Senate opposes liquidation of NITEL, prefers Public-Private Partnership

By The Citizen

The Senate has asked the Bureau of Public Enterprises (BPE) to discountenance any plan to liquidate the moribund Nigeria Telecommunication (NITEL).

Instead of the 'guided liquidation' of NITEL that BPE is pursuing, the upper chamber said NITEL should be concessioned or managed under the Public-Private Partnership (PPP) model.

Chairman, Senate Committee on Privatisation, Senator Gbenga Obadara, stated this at a press conference in Abuja, yesterday.

He said the committee told the BPE and National Council on Privatisation (NCP) not to liquidate NITEL and Mtel.

He said BPE informed the committee that NITEL was indebted to the Federal Government and others to the tune of N351 billion, adding that they were surprised that BPE or NCP could not give the worth of NITEL.

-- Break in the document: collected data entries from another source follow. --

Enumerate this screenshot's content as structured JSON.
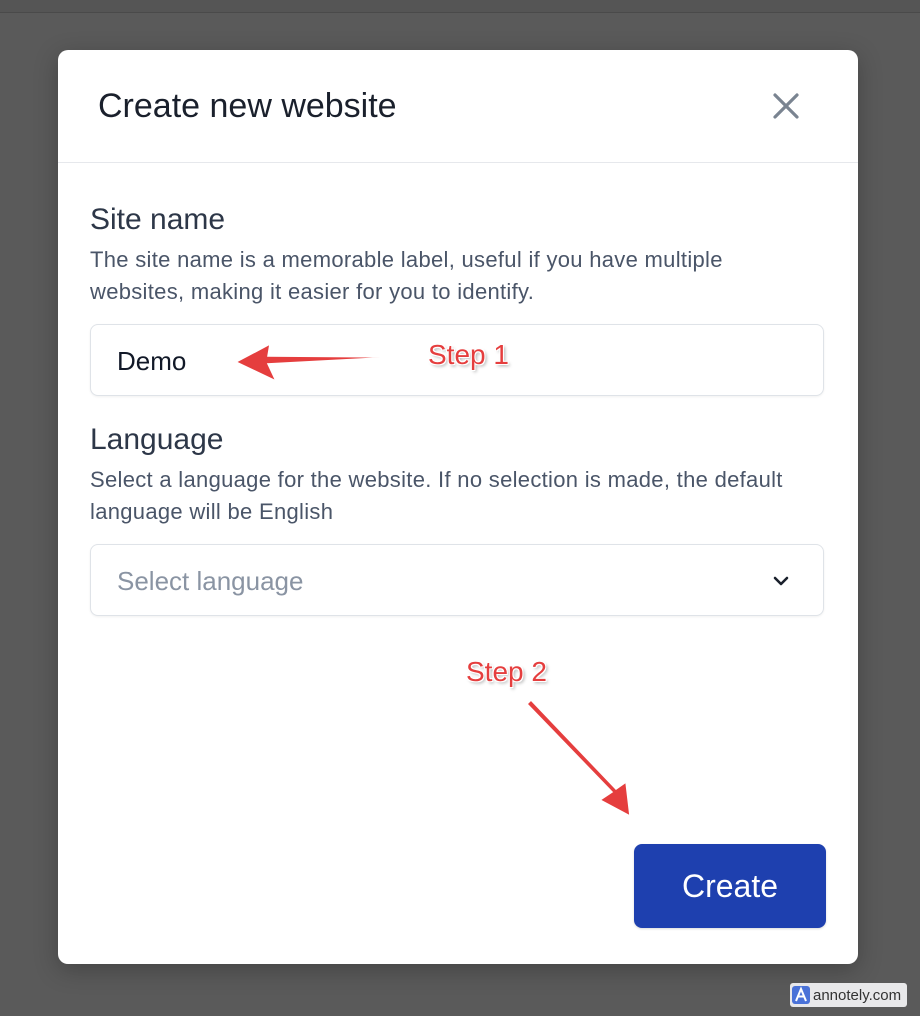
{
  "modal": {
    "title": "Create new website",
    "close_icon": "close-icon"
  },
  "site_name": {
    "label": "Site name",
    "help": "The site name is a memorable label, useful if you have multiple websites, making it easier for you to identify.",
    "value": "Demo"
  },
  "language": {
    "label": "Language",
    "help": "Select a language for the website. If no selection is made, the default language will be English",
    "placeholder": "Select language",
    "chevron_icon": "chevron-down-icon"
  },
  "create_button": {
    "label": "Create",
    "color": "#1e40af"
  },
  "annotations": {
    "step1": "Step 1",
    "step2": "Step 2",
    "color": "#e53e3e"
  },
  "watermark": {
    "text": "annotely.com"
  }
}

He said the committee is concerned that BPE intended to liquidate a firm it did not know its value.

He said: 'We met with BPE and NCP on the way forward over NITEL and Mtel to obtain the situation report of the proposed privatisation of both entities.

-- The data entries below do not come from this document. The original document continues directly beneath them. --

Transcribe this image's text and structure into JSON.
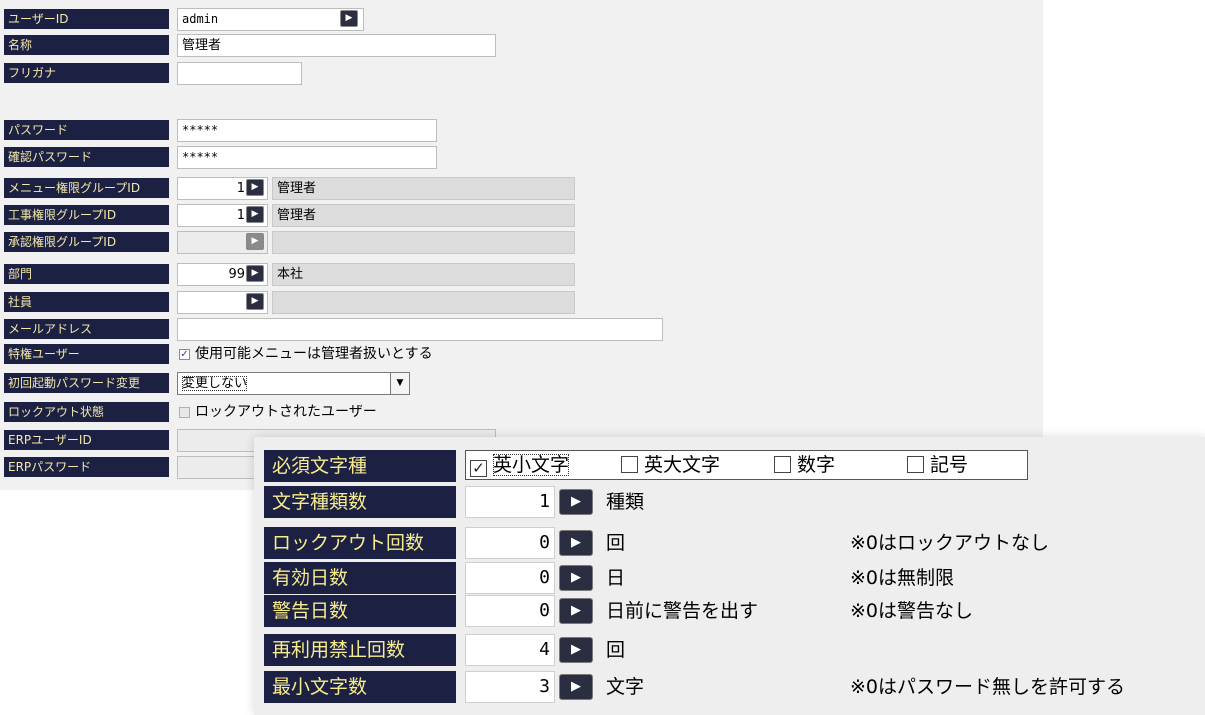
{
  "form": {
    "user_id": {
      "label": "ユーザーID",
      "value": "admin"
    },
    "name": {
      "label": "名称",
      "value": "管理者"
    },
    "furigana": {
      "label": "フリガナ",
      "value": ""
    },
    "password": {
      "label": "パスワード",
      "value": "*****"
    },
    "confirm_password": {
      "label": "確認パスワード",
      "value": "*****"
    },
    "menu_group": {
      "label": "メニュー権限グループID",
      "value": "1",
      "name": "管理者"
    },
    "work_group": {
      "label": "工事権限グループID",
      "value": "1",
      "name": "管理者"
    },
    "approval_group": {
      "label": "承認権限グループID",
      "value": "",
      "name": ""
    },
    "department": {
      "label": "部門",
      "value": "99",
      "name": "本社"
    },
    "employee": {
      "label": "社員",
      "value": "",
      "name": ""
    },
    "email": {
      "label": "メールアドレス",
      "value": ""
    },
    "privileged": {
      "label": "特権ユーザー",
      "checkbox_label": "使用可能メニューは管理者扱いとする",
      "checked": true
    },
    "first_login_pw_change": {
      "label": "初回起動パスワード変更",
      "selected": "変更しない"
    },
    "lockout_status": {
      "label": "ロックアウト状態",
      "checkbox_label": "ロックアウトされたユーザー",
      "checked": false
    },
    "erp_user_id": {
      "label": "ERPユーザーID",
      "value": ""
    },
    "erp_password": {
      "label": "ERPパスワード",
      "value": ""
    }
  },
  "policy": {
    "required_chars": {
      "label": "必須文字種",
      "options": [
        {
          "label": "英小文字",
          "checked": true
        },
        {
          "label": "英大文字",
          "checked": false
        },
        {
          "label": "数字",
          "checked": false
        },
        {
          "label": "記号",
          "checked": false
        }
      ]
    },
    "char_type_count": {
      "label": "文字種類数",
      "value": "1",
      "unit": "種類",
      "note": ""
    },
    "lockout_count": {
      "label": "ロックアウト回数",
      "value": "0",
      "unit": "回",
      "note": "※0はロックアウトなし"
    },
    "valid_days": {
      "label": "有効日数",
      "value": "0",
      "unit": "日",
      "note": "※0は無制限"
    },
    "warning_days": {
      "label": "警告日数",
      "value": "0",
      "unit": "日前に警告を出す",
      "note": "※0は警告なし"
    },
    "reuse_prohibit": {
      "label": "再利用禁止回数",
      "value": "4",
      "unit": "回",
      "note": ""
    },
    "min_length": {
      "label": "最小文字数",
      "value": "3",
      "unit": "文字",
      "note": "※0はパスワード無しを許可する"
    }
  },
  "icons": {
    "lookup": "arrow-right-icon",
    "dropdown": "chevron-down-icon",
    "checkbox": "checkbox-icon"
  }
}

'We were told that the exercise will go through guided liquidation. We took them on why NITEL should be liquidated in any form at all. We thought about how NITEL would be put to a better use.

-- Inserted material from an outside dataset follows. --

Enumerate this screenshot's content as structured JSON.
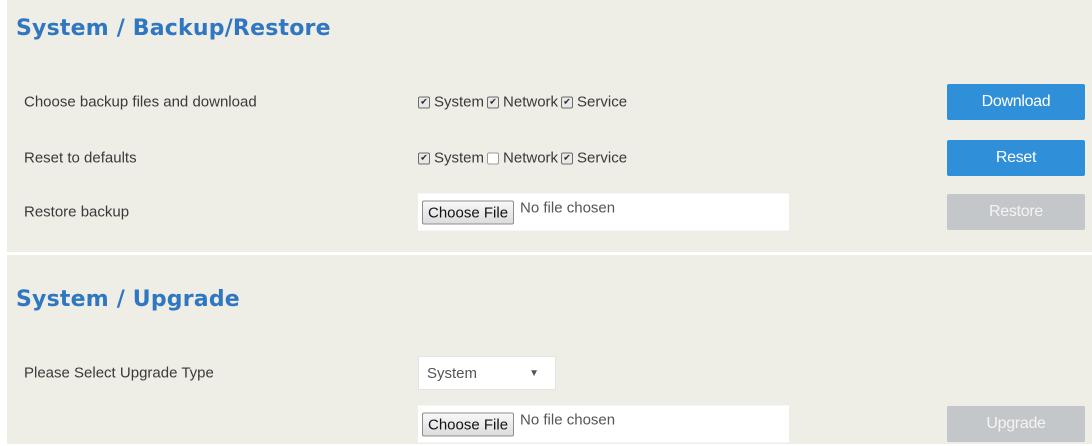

'We were confronted with the fact that NITEL is owing the Federal Government and other people about N351 billion. We also asked to know those owing NITEL?

'They could not give us the fact of who is owing NITEL. We were later told that NITEL is owing the Federal Government N179 billion. But with facts available, we know that the Federal Government and government's agencies are owing NITEL about N250 billion.

'They (BPE) said NITEL is still owing banks about N64 billion which we know can still be negotiated.

'The people that are owing NITEL we don't know. We asked what is the worth of NITEL today? They could not tell us the worth of NITEL.

'How do you then sell what you don't know the worth of? As people representing Nigerians from various Senatorial districts, we thought it fit that we should not allow NITEL to be sold without knowing or having empirical facts to corroborate what they were telling us.

'We took them on why it should be guided liquidation or liquidation at all.

'If you look at international best practices today, it is Public-Private Partnership PPP) or concession. The BPE failed to tell us the procedure they are going to adopt in the liquidation.'

Obadara said the committee recognised the fact that no nation sells its common wealth, adding that NITEL as a major government firm badly run by past administrations, should not be sold.

The lawmaker said that when he assumed the chairmanship of the privatisation committee, he assured Nigerians that the country's enterprises would not go the way of others in the past.

He noted that members of the committee believed that if NITEL was given a life line through concessionaires or PPP arrangement, 'with good conditions, including tax rebates', Nigerians would benefit from the organisation.